Nos últimos 20 anos, o panorama do destino dado ao lixo veio mudando para melhor. Essa trajetória ascendente culminou com a recente Política Nacional de Resíduos Sólidos, criada pela Lei nº 12.305, de 2 de agosto de 2010, e regulamentada em decreto de 23 de dezembro de 2010, do então presidente Luiz Inácio Lula da Silva. O texto, que tramitou durante duas décadas no Congresso, é considerado um marco, pois propõe melhorar a gestão do lixo a partir da divisão de responsabilidades entre a sociedade, poder público e iniciativa privada. No compartilhamento das tarefas, cabe ao poder público apresentar planos para o manejo correto dos materiais; às empresas, o recolhimento dos produtos após o uso; e, à sociedade, participar dos programas de coleta seletiva e reduzir o consumo. Entre outras determinações, a lei obriga a substituição de lixões por aterros, até 2015, e proíbe a importação de resíduos. Segundo a PNSB 2008, em 1989, os lixões representavam o destino final de resíduos sólidos em 88,2% dos municípios; em 2000, o índice caiu para 72,3%, chegando aos 50,8%, em 2008. Já os aterros controlados — espaços remediados, adjacentes aos lixões, que recebem cobertura de argila e grama para proteger o lixo da água da chuva, e podem captar o chorume — representavam o destino de 9,6% do lixo, em 1989, subindo para 22,3%, em 2000, e para 22,5%, em 2008. Os aterros sanitários, medida mais adequada para o despejo do resíduo sólido — preparados previamente, com nivelamento de terra e selamento da base com mantas de PVC, impedindo que o lençol freático se contamine com chorume (como informa o site lixo.com.br) — saltaram de 1,1%, em 1989, para 17,3%, em 2000, e 27,7%, em 2008. As regiões que mais destinam seus resíduos aos lixões, segundo dados de 2008, são Nordeste (89,3%) e Norte (85,5%). Já as regiões Sudeste e Sul apresentaram os menores percentuais: 18,7% e 15,8%, respectivamente.

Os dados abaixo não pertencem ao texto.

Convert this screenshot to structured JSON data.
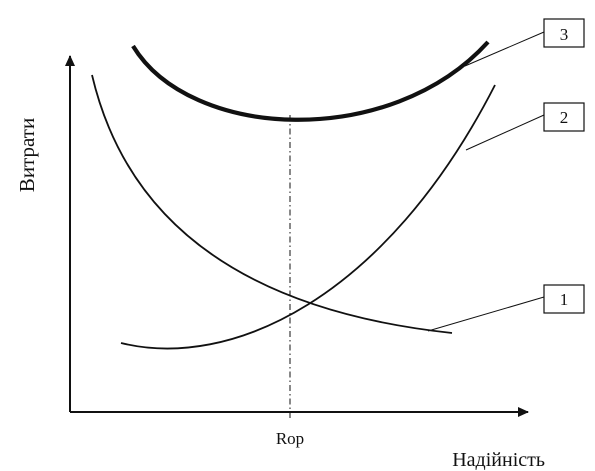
{
  "chart_data": {
    "type": "line",
    "ylabel": "Витрати",
    "xlabel": "Надійність",
    "x_tick_label": "Rop",
    "series": [
      {
        "callout": "1"
      },
      {
        "callout": "2"
      },
      {
        "callout": "3"
      }
    ],
    "grid": false,
    "legend": "none"
  }
}
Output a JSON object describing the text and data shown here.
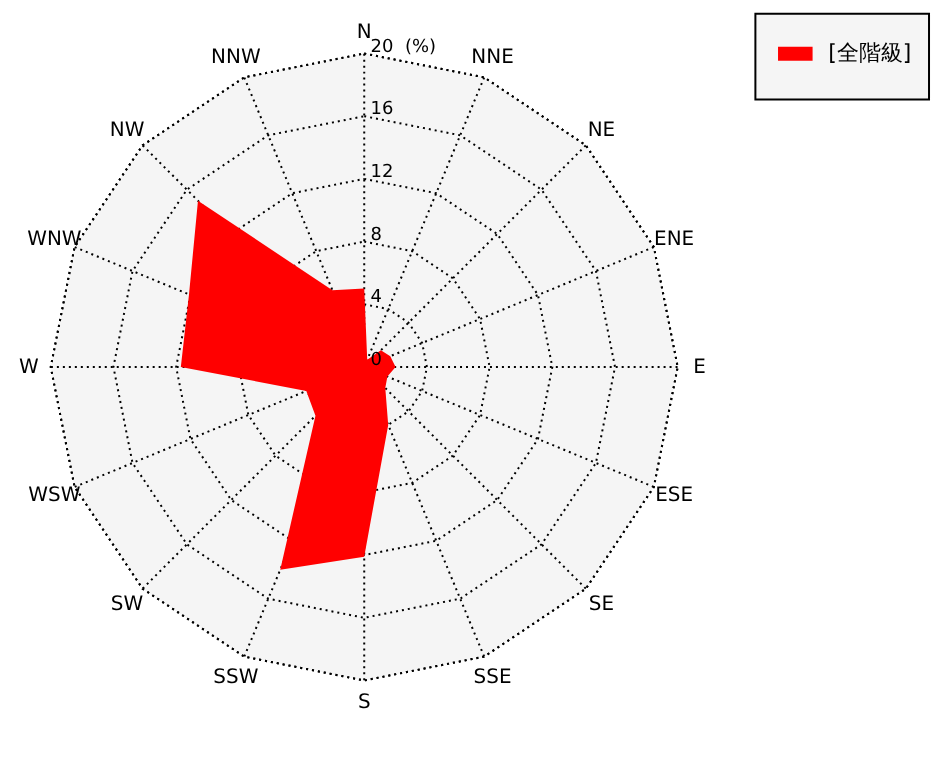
{
  "chart_data": {
    "type": "radar",
    "categories": [
      "N",
      "NNE",
      "NE",
      "ENE",
      "E",
      "ESE",
      "SE",
      "SSE",
      "S",
      "SSW",
      "SW",
      "WSW",
      "W",
      "WNW",
      "NW",
      "NNW"
    ],
    "series": [
      {
        "name": "[全階級]",
        "color": "#ff0000",
        "values": [
          5.0,
          0.5,
          1.5,
          1.8,
          2.0,
          1.6,
          1.9,
          4.0,
          12.1,
          14.0,
          4.4,
          4.0,
          11.7,
          12.1,
          15.0,
          5.3
        ]
      }
    ],
    "ylim": [
      0,
      20
    ],
    "yticks": [
      0,
      4,
      8,
      12,
      16,
      20
    ],
    "ylabel": "(%)",
    "legend": "top right",
    "grid": true
  }
}
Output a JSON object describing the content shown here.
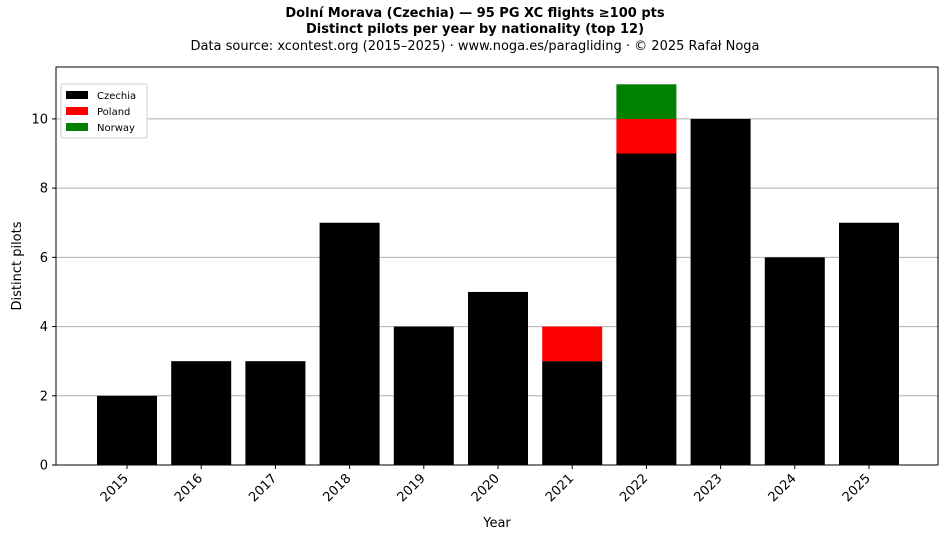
{
  "titles": {
    "line1": "Dolní Morava (Czechia)  —  95 PG XC flights ≥100 pts",
    "line2": "Distinct pilots per year by nationality (top 12)",
    "line3": "Data source: xcontest.org (2015–2025)  ·  www.noga.es/paragliding  ·  © 2025 Rafał Noga"
  },
  "chart_data": {
    "type": "bar",
    "stacked": true,
    "categories": [
      "2015",
      "2016",
      "2017",
      "2018",
      "2019",
      "2020",
      "2021",
      "2022",
      "2023",
      "2024",
      "2025"
    ],
    "series": [
      {
        "name": "Czechia",
        "color": "#000000",
        "values": [
          2,
          3,
          3,
          7,
          4,
          5,
          3,
          9,
          10,
          6,
          7
        ]
      },
      {
        "name": "Poland",
        "color": "#ff0000",
        "values": [
          0,
          0,
          0,
          0,
          0,
          0,
          1,
          1,
          0,
          0,
          0
        ]
      },
      {
        "name": "Norway",
        "color": "#008000",
        "values": [
          0,
          0,
          0,
          0,
          0,
          0,
          0,
          1,
          0,
          0,
          0
        ]
      }
    ],
    "xlabel": "Year",
    "ylabel": "Distinct pilots",
    "ylim": [
      0,
      11.5
    ],
    "yticks": [
      "0",
      "2",
      "4",
      "6",
      "8",
      "10"
    ],
    "grid": "horizontal",
    "legend_position": "top-left"
  }
}
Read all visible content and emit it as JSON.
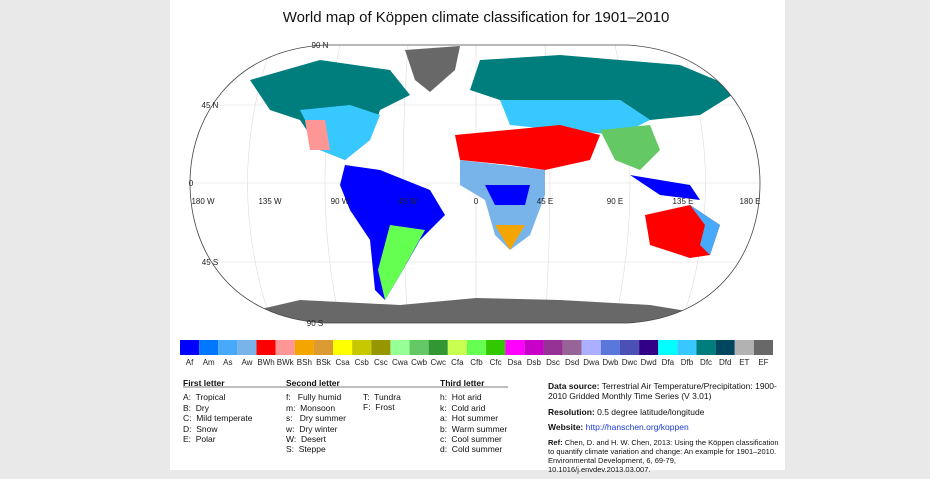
{
  "title": "World map of Köppen climate classification for 1901–2010",
  "latitude_labels": [
    "90 N",
    "45 N",
    "0",
    "45 S",
    "90 S"
  ],
  "longitude_labels": [
    "180 W",
    "135 W",
    "90 W",
    "45 W",
    "0",
    "45 E",
    "90 E",
    "135 E",
    "180 E"
  ],
  "legend": [
    {
      "label": "Af",
      "color": "#0000fe"
    },
    {
      "label": "Am",
      "color": "#0077ff"
    },
    {
      "label": "As",
      "color": "#46a9fa"
    },
    {
      "label": "Aw",
      "color": "#78b4ea"
    },
    {
      "label": "BWh",
      "color": "#ff0000"
    },
    {
      "label": "BWk",
      "color": "#ff9696"
    },
    {
      "label": "BSh",
      "color": "#f5a500"
    },
    {
      "label": "BSk",
      "color": "#dc9a32"
    },
    {
      "label": "Csa",
      "color": "#ffff00"
    },
    {
      "label": "Csb",
      "color": "#c8c800"
    },
    {
      "label": "Csc",
      "color": "#969600"
    },
    {
      "label": "Cwa",
      "color": "#96ff96"
    },
    {
      "label": "Cwb",
      "color": "#64c864"
    },
    {
      "label": "Cwc",
      "color": "#329632"
    },
    {
      "label": "Cfa",
      "color": "#c8ff50"
    },
    {
      "label": "Cfb",
      "color": "#64ff50"
    },
    {
      "label": "Cfc",
      "color": "#32c800"
    },
    {
      "label": "Dsa",
      "color": "#ff00ff"
    },
    {
      "label": "Dsb",
      "color": "#c800c8"
    },
    {
      "label": "Dsc",
      "color": "#963296"
    },
    {
      "label": "Dsd",
      "color": "#966496"
    },
    {
      "label": "Dwa",
      "color": "#aaafff"
    },
    {
      "label": "Dwb",
      "color": "#5a78dc"
    },
    {
      "label": "Dwc",
      "color": "#4b50b4"
    },
    {
      "label": "Dwd",
      "color": "#320087"
    },
    {
      "label": "Dfa",
      "color": "#00ffff"
    },
    {
      "label": "Dfb",
      "color": "#37c8ff"
    },
    {
      "label": "Dfc",
      "color": "#007d7d"
    },
    {
      "label": "Dfd",
      "color": "#00465f"
    },
    {
      "label": "ET",
      "color": "#b2b2b2"
    },
    {
      "label": "EF",
      "color": "#686868"
    }
  ],
  "key": {
    "first": {
      "heading": "First letter",
      "items": [
        "A:  Tropical",
        "B:  Dry",
        "C:  Mild temperate",
        "D:  Snow",
        "E:  Polar"
      ]
    },
    "second": {
      "heading": "Second letter",
      "items": [
        "f:   Fully humid",
        "m:  Monsoon",
        "s:   Dry summer",
        "w:  Dry winter",
        "W:  Desert",
        "S:  Steppe"
      ],
      "extra": [
        "T:  Tundra",
        "F:  Frost"
      ]
    },
    "third": {
      "heading": "Third letter",
      "items": [
        "h:  Hot arid",
        "k:  Cold arid",
        "a:  Hot summer",
        "b:  Warm summer",
        "c:  Cool summer",
        "d:  Cold summer"
      ]
    }
  },
  "info": {
    "source_label": "Data source:",
    "source": "Terrestrial Air Temperature/Precipitation: 1900-2010 Gridded Monthly Time Series (V 3.01)",
    "resolution_label": "Resolution:",
    "resolution": "0.5 degree latitude/longitude",
    "website_label": "Website:",
    "website": "http://hanschen.org/koppen",
    "ref_label": "Ref:",
    "ref": "Chen, D. and H. W. Chen, 2013: Using the Köppen classification to quantify climate variation and change: An example for 1901–2010. Environmental Development, 6, 69-79, 10.1016/j.envdev.2013.03.007."
  }
}
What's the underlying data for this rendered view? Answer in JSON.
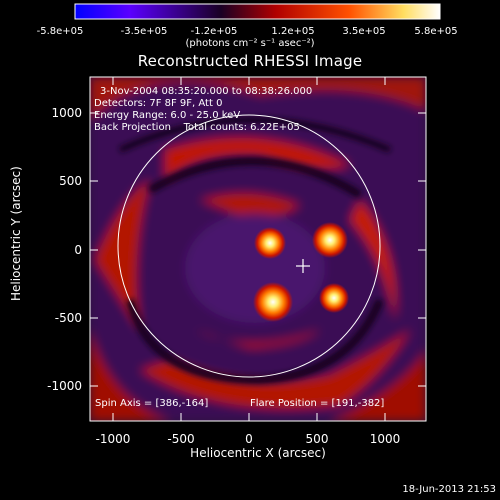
{
  "colorbar": {
    "ticks": [
      "-5.8e+05",
      "-3.5e+05",
      "-1.2e+05",
      "1.2e+05",
      "3.5e+05",
      "5.8e+05"
    ],
    "units": "(photons cm⁻² s⁻¹ asec⁻²)",
    "colors": [
      "#0000ff",
      "#5a00ff",
      "#1a0024",
      "#b00000",
      "#ff5000",
      "#ffdd60",
      "#ffffff"
    ]
  },
  "title": "Reconstructed RHESSI Image",
  "info": {
    "time_range": "3-Nov-2004 08:35:20.000 to 08:38:26.000",
    "detectors": "Detectors: 7F 8F 9F, Att 0",
    "energy_range": "Energy Range: 6.0 - 25.0 keV",
    "method_counts": "Back Projection    Total counts: 6.22E+05"
  },
  "annotations": {
    "spin_axis": "Spin Axis = [386,-164]",
    "flare_position": "Flare Position = [191,-382]"
  },
  "axes": {
    "xlabel": "Heliocentric X (arcsec)",
    "ylabel": "Heliocentric Y (arcsec)",
    "xticks": [
      "-1000",
      "-500",
      "0",
      "500",
      "1000"
    ],
    "yticks": [
      "1000",
      "500",
      "0",
      "-500",
      "-1000"
    ]
  },
  "timestamp": "18-Jun-2013 21:53"
}
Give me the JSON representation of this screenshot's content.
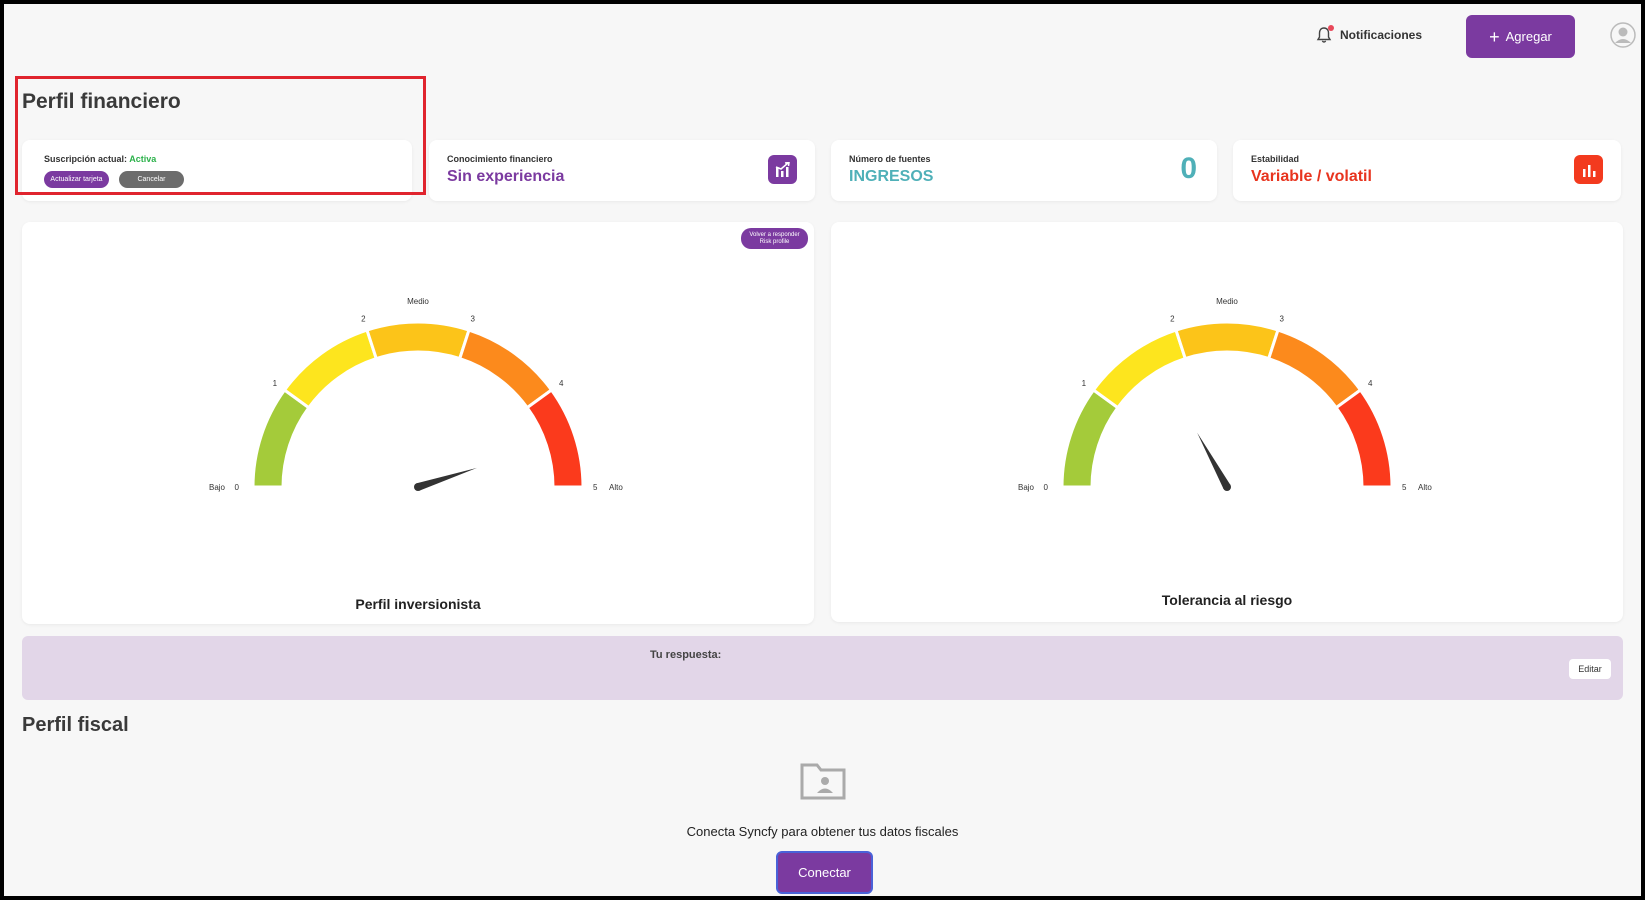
{
  "header": {
    "notifications_label": "Notificaciones",
    "add_label": "Agregar"
  },
  "financial_profile": {
    "title": "Perfil financiero",
    "subscription": {
      "label": "Suscripción actual:",
      "status": "Activa",
      "update_card_label": "Actualizar tarjeta",
      "cancel_label": "Cancelar"
    },
    "cards": [
      {
        "label": "Conocimiento financiero",
        "value": "Sin experiencia",
        "color": "#7b3aa0",
        "icon": "growth-chart-icon"
      },
      {
        "label": "Número de fuentes",
        "value": "INGRESOS",
        "count": "0",
        "color": "#4fb0b8"
      },
      {
        "label": "Estabilidad",
        "value": "Variable / volatil",
        "color": "#e8341e",
        "icon": "bar-chart-icon"
      }
    ]
  },
  "gauges": [
    {
      "title": "Perfil inversionista",
      "retake_label_1": "Volver a responder",
      "retake_label_2": "Risk profile",
      "value": 4.5,
      "min": 0,
      "max": 5,
      "low_label": "Bajo",
      "mid_label": "Medio",
      "high_label": "Alto",
      "ticks": [
        "0",
        "1",
        "2",
        "3",
        "4",
        "5"
      ]
    },
    {
      "title": "Tolerancia al riesgo",
      "value": 1.7,
      "min": 0,
      "max": 5,
      "low_label": "Bajo",
      "mid_label": "Medio",
      "high_label": "Alto",
      "ticks": [
        "0",
        "1",
        "2",
        "3",
        "4",
        "5"
      ]
    }
  ],
  "gauge_colors": [
    "#a4cb3a",
    "#fde51e",
    "#fcc419",
    "#fc8a1c",
    "#fb3a1c"
  ],
  "answer": {
    "label": "Tu respuesta:",
    "edit_label": "Editar"
  },
  "fiscal_profile": {
    "title": "Perfil fiscal",
    "message": "Conecta Syncfy para obtener tus datos fiscales",
    "connect_label": "Conectar"
  }
}
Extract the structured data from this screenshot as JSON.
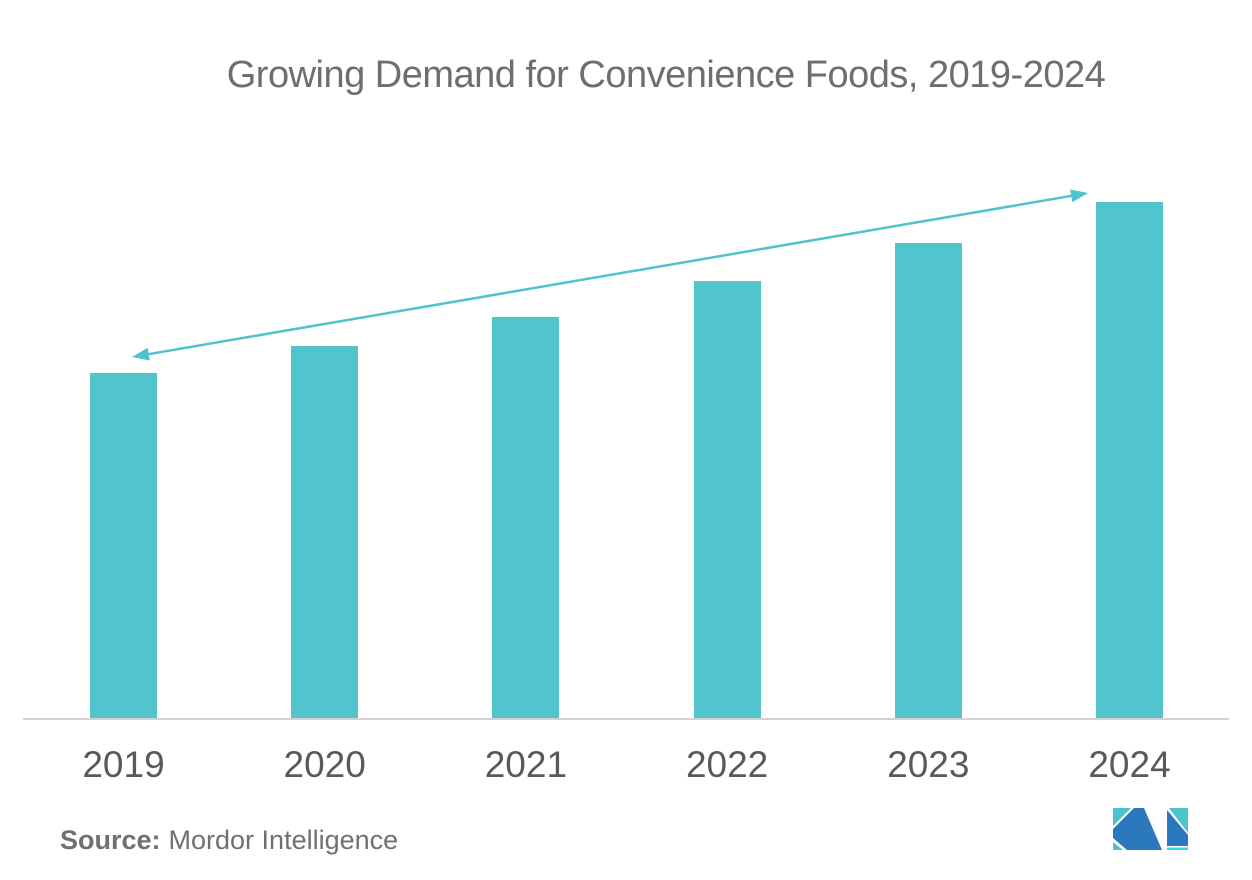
{
  "page": {
    "background": "#ffffff"
  },
  "chart_data": {
    "type": "bar",
    "title": "Growing Demand for Convenience Foods, 2019-2024",
    "categories": [
      "2019",
      "2020",
      "2021",
      "2022",
      "2023",
      "2024"
    ],
    "values": [
      345,
      372,
      401,
      437,
      475,
      516
    ],
    "values_note": "No numeric value axis is shown in the chart; values are estimated relative bar heights (pixels) read from the image.",
    "xlabel": "",
    "ylabel": "",
    "ylim": [
      0,
      560
    ],
    "grid": false,
    "legend": "none",
    "bar_color": "#52c4cb",
    "axis_line_color": "#d7d2d2",
    "tick_label_color": "#58595b",
    "title_color": "#6d6e70",
    "trend_arrow": {
      "present": true,
      "style": "double-headed straight line from first bar top to last bar top",
      "color": "#4ec3cd",
      "from_category": "2019",
      "to_category": "2024"
    }
  },
  "footer": {
    "source_label": "Source:",
    "source_value": "Mordor Intelligence",
    "text_color": "#6f7073",
    "logo": {
      "name": "mordor-intelligence-logo",
      "teal": "#49c3cc",
      "blue": "#2c78bc",
      "cyan_strip": "#38d6e3"
    }
  }
}
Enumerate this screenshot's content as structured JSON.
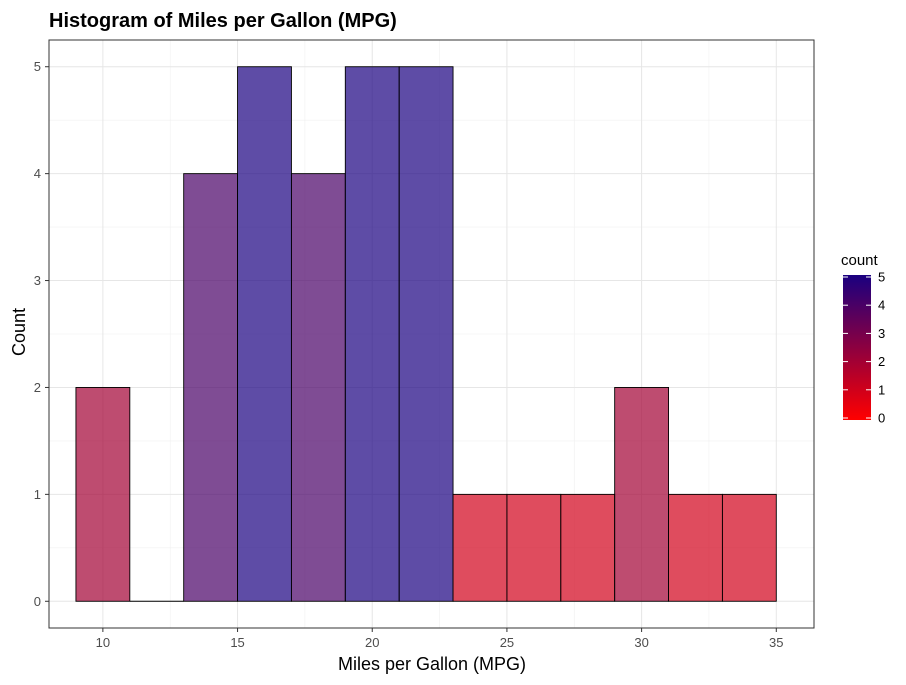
{
  "chart_data": {
    "type": "bar",
    "title": "Histogram of Miles per Gallon (MPG)",
    "xlabel": "Miles per Gallon (MPG)",
    "ylabel": "Count",
    "xlim": [
      8,
      36.4
    ],
    "ylim": [
      -0.25,
      5.25
    ],
    "x_ticks": [
      10,
      15,
      20,
      25,
      30,
      35
    ],
    "y_ticks": [
      0,
      1,
      2,
      3,
      4,
      5
    ],
    "grid": true,
    "bins": [
      {
        "x0": 9,
        "x1": 11,
        "count": 2
      },
      {
        "x0": 11,
        "x1": 13,
        "count": 0
      },
      {
        "x0": 13,
        "x1": 15,
        "count": 4
      },
      {
        "x0": 15,
        "x1": 17,
        "count": 5
      },
      {
        "x0": 17,
        "x1": 19,
        "count": 4
      },
      {
        "x0": 19,
        "x1": 21,
        "count": 5
      },
      {
        "x0": 21,
        "x1": 23,
        "count": 5
      },
      {
        "x0": 23,
        "x1": 25,
        "count": 1
      },
      {
        "x0": 25,
        "x1": 27,
        "count": 1
      },
      {
        "x0": 27,
        "x1": 29,
        "count": 1
      },
      {
        "x0": 29,
        "x1": 31,
        "count": 2
      },
      {
        "x0": 31,
        "x1": 33,
        "count": 1
      },
      {
        "x0": 33,
        "x1": 35,
        "count": 1
      }
    ],
    "legend": {
      "title": "count",
      "placement": "right",
      "ticks": [
        0,
        1,
        2,
        3,
        4,
        5
      ],
      "low_color": "#ff0000",
      "high_color": "#1a0080"
    },
    "bar_opacity": 0.7,
    "bar_outline": "#000000"
  }
}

Iniciativas bem-sucedidas O avanço no que se refere à destinação correta do lixo, ainda que insuficiente diante da demanda, pode ser observado em algumas experiências bem-sucedidas, como a extinção do antigo lixão da Marambaia e a criação da Central de Tratamento de Resíduos (CTR), em Nova Iguaçu, a revitalização do antigo lixão de Gramacho, localizado em Caxias (RJ), e a criação da Usina Verde, próxima ao Hospital Universitário da UFRJ, todos no Estado do Rio de Janeiro, e o projeto Catadores Encantadores, que se desenvolve em Campinas (SP). Em Nova Iguaçu, a 50 quilômetros do Rio de Janeiro, o lixão da Marambaia foi extinto em 2003. No mesmo ano, começou a funcionar a Central de Tratamento de Resíduos Nova Iguaçu S.A., fruto de investimentos do Grupo S.A. Paulista. A central compõe-se de aterro sanitário e industrial que permite o confinamento seguro do lixo, garantindo controle da poluição ambiental e proteção da saúde pública, uma unidade de tratamento de resíduos de serviços de saúde, uma unidade de tratamento do chorume e aproveitamento energético do biogás, uma unidade de britagem de entulho e uma unidade de gerenciamento de resíduos industriais que inclui um laboratório. Além disso, conta com um centro de educação ambiental e viveiro de mudas de Mata Atlântica (ver matéria na pág. 11). Maior aterro sanitário da América Latina, Gramacho recebe, por dia, mais de 7 mil toneladas de lixo proveniente de três municípios da Baixada Fluminense e, também, da cidade do Rio de Janeiro. O agora chamado aterro de lixo controlado, possui uma usina de biogás. O chorume produzido pelo lixo está sendo bombeado para a usina, que vende o biogás para a Refinaria de Duque de Caxias (Reduc), da Petrobras (ver box na pág. 10).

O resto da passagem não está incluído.